Joe Taslim tampil mematikan dengan berbagai teknik judo dan submission khasnya. Xie Miao membawa gaya kung fu tradisional yang eksplosif. Karakter lain menggunakan MMA, karate, hingga taekwondo. Sementara itu, Yayan Ruhian kembali membuktikan mengapa pencak silat masih menjadi salah satu seni bela diri paling mematikan di layar lebar.
Setiap karakter memiliki identitas bertarung yang berbeda. Hasilnya adalah tabrakan berbagai disiplin bela diri yang menghasilkan adegan aksi nyaris tanpa jeda. Tak sekali dua kali koreografinya berjalan begitu cepat hingga sulit diikuti mata. Belum selesai mencerna satu bantingan, karakter lain sudah melancarkan kombinasi serangan berikutnya. Kurang lebih, itulah yang terjadi di 30 menit terakhir film.
Brutalitasnya pun tidak main-main. Orang ditusuk, dipukul hingga babak belur, dimutilasi, ditembak, bahkan mengalami nasib yang jauh lebih mengerikan. Bagi penggemar film aksi berdarah-darah, The Furious adalah surga yang luar biasa memuaskan.
3. Apakah The Furious recommended untuk ditonton?
Sangat direkomendasikan, terutama jika kamu penggemar film aksi yang brutal. Memang ada beberapa kekurangan yang cukup terasa. Kualitas dubbing dan efek suara di beberapa adegan terdengar kurang natural. Dialognya pun cenderung minim dan kadang terasa kaku. Namun, kelemahan tersebut nyaris tenggelam di bawah kedahsyatan aksi yang ditampilkan sepanjang film.

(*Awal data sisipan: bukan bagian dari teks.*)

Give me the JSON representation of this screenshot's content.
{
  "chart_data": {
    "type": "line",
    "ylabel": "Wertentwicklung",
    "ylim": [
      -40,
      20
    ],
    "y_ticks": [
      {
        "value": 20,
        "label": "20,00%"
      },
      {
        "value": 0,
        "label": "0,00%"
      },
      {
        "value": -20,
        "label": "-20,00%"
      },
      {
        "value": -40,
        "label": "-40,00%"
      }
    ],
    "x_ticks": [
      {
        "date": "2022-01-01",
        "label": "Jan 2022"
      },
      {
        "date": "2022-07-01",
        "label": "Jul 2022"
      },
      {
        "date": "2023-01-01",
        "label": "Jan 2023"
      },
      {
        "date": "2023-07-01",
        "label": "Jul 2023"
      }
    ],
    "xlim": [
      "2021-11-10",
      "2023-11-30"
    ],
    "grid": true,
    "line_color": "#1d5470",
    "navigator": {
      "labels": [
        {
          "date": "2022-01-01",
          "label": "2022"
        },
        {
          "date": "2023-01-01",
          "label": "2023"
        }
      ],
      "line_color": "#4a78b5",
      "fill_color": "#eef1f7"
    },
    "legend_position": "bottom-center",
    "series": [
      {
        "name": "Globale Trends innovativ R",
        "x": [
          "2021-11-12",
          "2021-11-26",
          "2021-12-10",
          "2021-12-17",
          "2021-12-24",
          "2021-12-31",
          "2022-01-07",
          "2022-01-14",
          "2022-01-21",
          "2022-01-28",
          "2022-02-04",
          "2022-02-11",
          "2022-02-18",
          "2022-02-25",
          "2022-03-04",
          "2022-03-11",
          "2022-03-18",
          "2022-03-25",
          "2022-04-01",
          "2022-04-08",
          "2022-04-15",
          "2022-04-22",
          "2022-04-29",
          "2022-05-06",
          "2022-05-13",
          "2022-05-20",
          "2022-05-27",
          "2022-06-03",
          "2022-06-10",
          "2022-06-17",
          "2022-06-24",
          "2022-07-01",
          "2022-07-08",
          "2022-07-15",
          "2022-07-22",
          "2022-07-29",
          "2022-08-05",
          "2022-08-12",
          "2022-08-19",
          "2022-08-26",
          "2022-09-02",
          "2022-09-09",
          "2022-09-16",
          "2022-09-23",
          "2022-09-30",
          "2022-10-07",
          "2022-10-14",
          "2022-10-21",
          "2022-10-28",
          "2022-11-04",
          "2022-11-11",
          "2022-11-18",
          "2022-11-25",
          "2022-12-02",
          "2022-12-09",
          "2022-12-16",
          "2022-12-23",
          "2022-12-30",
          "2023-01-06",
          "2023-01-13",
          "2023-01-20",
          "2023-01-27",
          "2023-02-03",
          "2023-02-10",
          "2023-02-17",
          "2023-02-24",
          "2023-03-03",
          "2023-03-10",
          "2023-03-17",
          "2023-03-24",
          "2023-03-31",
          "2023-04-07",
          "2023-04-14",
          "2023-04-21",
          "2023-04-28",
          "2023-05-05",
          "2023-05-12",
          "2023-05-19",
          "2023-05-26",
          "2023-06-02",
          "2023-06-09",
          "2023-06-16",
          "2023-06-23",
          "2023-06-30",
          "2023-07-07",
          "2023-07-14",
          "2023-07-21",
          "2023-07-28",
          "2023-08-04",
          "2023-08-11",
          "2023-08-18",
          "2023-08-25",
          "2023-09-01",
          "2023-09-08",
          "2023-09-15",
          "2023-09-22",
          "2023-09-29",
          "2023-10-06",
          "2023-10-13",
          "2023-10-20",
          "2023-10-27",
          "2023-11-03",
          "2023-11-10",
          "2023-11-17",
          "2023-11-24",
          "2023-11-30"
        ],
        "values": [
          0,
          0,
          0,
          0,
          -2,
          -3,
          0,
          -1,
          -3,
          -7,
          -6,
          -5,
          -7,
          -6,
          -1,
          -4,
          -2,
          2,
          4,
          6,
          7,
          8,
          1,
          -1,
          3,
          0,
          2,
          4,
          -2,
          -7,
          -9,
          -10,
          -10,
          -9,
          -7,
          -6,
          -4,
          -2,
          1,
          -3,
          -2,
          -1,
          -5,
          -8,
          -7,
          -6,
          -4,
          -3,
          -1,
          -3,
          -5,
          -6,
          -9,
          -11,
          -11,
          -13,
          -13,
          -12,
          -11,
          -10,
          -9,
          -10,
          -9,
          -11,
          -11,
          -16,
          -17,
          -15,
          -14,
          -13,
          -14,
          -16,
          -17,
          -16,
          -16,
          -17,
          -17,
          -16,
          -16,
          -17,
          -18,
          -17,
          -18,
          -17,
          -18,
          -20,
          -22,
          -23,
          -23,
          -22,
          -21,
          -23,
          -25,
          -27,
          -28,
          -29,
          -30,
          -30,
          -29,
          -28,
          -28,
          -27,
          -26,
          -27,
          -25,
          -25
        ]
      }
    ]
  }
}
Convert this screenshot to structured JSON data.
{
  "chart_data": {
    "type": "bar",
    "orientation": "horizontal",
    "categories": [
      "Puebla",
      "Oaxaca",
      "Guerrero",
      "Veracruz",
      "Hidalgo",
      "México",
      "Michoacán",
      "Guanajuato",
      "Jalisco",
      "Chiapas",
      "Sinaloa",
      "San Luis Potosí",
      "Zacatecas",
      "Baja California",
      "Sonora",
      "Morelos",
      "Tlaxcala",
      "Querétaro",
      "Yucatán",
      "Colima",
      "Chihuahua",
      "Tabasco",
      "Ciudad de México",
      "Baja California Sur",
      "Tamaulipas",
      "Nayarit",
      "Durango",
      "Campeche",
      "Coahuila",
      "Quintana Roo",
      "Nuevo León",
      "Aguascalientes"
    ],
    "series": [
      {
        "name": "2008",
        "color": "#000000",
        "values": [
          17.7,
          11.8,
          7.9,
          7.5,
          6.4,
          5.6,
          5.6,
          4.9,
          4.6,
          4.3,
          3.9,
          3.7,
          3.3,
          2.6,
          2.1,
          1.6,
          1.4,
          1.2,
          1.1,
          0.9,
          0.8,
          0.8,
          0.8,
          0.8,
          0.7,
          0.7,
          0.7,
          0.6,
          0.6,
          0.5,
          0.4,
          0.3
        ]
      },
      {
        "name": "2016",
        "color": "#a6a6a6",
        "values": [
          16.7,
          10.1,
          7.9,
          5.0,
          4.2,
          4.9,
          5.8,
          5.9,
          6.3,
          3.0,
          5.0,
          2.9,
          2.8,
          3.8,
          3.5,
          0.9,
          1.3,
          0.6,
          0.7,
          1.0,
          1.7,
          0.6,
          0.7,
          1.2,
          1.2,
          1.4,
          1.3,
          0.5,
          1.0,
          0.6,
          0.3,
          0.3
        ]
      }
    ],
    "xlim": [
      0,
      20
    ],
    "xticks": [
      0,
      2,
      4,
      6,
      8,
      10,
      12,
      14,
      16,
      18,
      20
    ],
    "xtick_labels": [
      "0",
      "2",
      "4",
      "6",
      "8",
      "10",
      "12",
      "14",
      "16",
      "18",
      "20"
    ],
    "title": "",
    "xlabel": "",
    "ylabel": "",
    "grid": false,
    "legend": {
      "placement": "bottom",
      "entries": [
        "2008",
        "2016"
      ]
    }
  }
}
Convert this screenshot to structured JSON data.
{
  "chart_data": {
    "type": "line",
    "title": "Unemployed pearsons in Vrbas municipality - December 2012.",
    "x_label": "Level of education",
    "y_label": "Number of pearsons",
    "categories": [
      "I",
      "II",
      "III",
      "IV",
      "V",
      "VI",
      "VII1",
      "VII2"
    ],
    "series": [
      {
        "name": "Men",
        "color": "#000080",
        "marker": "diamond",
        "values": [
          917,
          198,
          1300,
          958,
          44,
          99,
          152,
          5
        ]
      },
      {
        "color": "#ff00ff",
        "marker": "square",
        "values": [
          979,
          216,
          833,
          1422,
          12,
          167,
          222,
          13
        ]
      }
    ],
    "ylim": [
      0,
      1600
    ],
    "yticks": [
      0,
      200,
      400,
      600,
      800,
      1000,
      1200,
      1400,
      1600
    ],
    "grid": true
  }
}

The Furious berhasil melakukan sesuatu yang selama ini terasa mustahil, yaitu menghadirkan film laga modern yang mampu membuat penonton kembali membandingkannya dengan The Raid. Apakah lebih baik? Itu masih bisa diperdebatkan. Namun, dari sisi spektakel aksi murni, film ini benar-benar bermain di level yang sangat tinggi. High-octane action!
Jika kamu menyukai film aksi brutal, koreografi pertarungan kelas dunia, dan ingin melihat rematch Joe Taslim serta Yayan Ruhian dalam satu layar, maka The Furious adalah tontonan yang tidak boleh dilewatkan. Film ini membuktikan bahwa sinema aksi Asia masih menjadi rumah bagi pertarungan terbaik di bioskop saat ini.
Kesimpulannya, The Furious adalah ledakan adrenalin tanpa rem, sebuah all-star action movie yang menghadirkan pertarungan brutal selama nyaris dua jam. Tiketnya sudah tersedia di Cinema XXI, CGV, dan Cinépolis Indonesia mulai 17 Juni 2026. Jangan sampai terlewat, ya!